Places of worship and faith community centres can now apply for an increased pot of funding to improve their physical security against potential hate attacks. The Places of Worship Protective Security Funding Scheme, now in its fourth year, is now worth £1.6 million, after the Home Secretary doubled the amount available from last year in the wake of the Christchurch terrorist attacks.
In a further change to previous years, applicants will no longer be required to show they have already experienced hate crime and will be able to apply if they can show they are vulnerable to hate crime. The more streamlined process will also mean security measures can be arranged through one central provider, significantly reducing the administrative burden for small, volunteer-run institutions.
In an expansion of the scheme, for the first-time, associated faith community centres will be able to apply for the fund. Home Secretary Sajid Javid said: “Places of worship are at the heart of our communities and should provide peace and sanctuary. I’m proud that through the fund we will be able to help even more institutions to protect their congregations from hate-filled individuals intent on harming them.”
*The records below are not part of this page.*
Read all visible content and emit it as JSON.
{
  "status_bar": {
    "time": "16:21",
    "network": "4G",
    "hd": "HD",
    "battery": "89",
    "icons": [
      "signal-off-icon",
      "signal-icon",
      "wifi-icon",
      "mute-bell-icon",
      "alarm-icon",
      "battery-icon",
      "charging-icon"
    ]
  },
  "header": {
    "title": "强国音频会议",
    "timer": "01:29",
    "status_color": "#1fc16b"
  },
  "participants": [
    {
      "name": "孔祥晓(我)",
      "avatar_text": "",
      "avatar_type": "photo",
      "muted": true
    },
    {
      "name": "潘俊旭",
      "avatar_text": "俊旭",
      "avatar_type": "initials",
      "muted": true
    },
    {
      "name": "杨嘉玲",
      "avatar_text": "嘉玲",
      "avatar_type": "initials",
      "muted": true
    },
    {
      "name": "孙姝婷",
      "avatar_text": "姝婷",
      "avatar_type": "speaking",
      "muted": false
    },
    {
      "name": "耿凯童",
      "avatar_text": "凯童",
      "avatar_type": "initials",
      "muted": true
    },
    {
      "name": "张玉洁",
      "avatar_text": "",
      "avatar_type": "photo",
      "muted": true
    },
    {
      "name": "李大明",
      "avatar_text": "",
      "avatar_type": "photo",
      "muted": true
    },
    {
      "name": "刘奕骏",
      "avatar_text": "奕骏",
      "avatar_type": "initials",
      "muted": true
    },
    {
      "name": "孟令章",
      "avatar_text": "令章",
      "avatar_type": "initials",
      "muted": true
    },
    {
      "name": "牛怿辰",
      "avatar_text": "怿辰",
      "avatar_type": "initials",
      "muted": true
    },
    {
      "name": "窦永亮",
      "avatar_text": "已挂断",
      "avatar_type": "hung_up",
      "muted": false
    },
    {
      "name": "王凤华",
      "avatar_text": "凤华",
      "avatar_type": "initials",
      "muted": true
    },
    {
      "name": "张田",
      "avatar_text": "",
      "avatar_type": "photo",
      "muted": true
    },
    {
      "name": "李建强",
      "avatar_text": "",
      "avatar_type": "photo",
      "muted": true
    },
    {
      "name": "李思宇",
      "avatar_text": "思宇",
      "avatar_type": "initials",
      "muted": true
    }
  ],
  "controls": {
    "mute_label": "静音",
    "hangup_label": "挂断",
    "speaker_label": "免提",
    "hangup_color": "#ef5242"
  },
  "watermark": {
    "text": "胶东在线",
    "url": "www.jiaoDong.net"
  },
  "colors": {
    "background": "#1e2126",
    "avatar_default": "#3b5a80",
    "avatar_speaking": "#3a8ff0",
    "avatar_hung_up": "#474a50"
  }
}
The application process will be open until 31 August. Applications will be assessed by an independent panel made up of representatives from each faith. Successful applicants will receive funding for protective security such as the installation of alarms, security lighting and access control.
Minister for Countering Extremism, Baroness Williams said: “No one should be fearful of abuse or attack because of their faith, and we are committed to ensuring that everyone in the UK is able to practise their religion free from fear. I would urge all places of worship who feel they are vulnerable to hate crime to apply for the fund. We will do all we can to ensure that institutions who are at risk will have the necessary security in place to protect their buildings and give their congregations peace of mind.”
Since the launch of the Places of Worship Protective Security Funding Scheme in 2016, around £1.5 million has been awarded through more than 130 grants to places of worship to improve physical security. Almost 300 institutions from across England and Wales have already expressed an interest in applying to the latest round, with the largest number of expressions of interest coming from London, the West Midlands and West Yorkshire.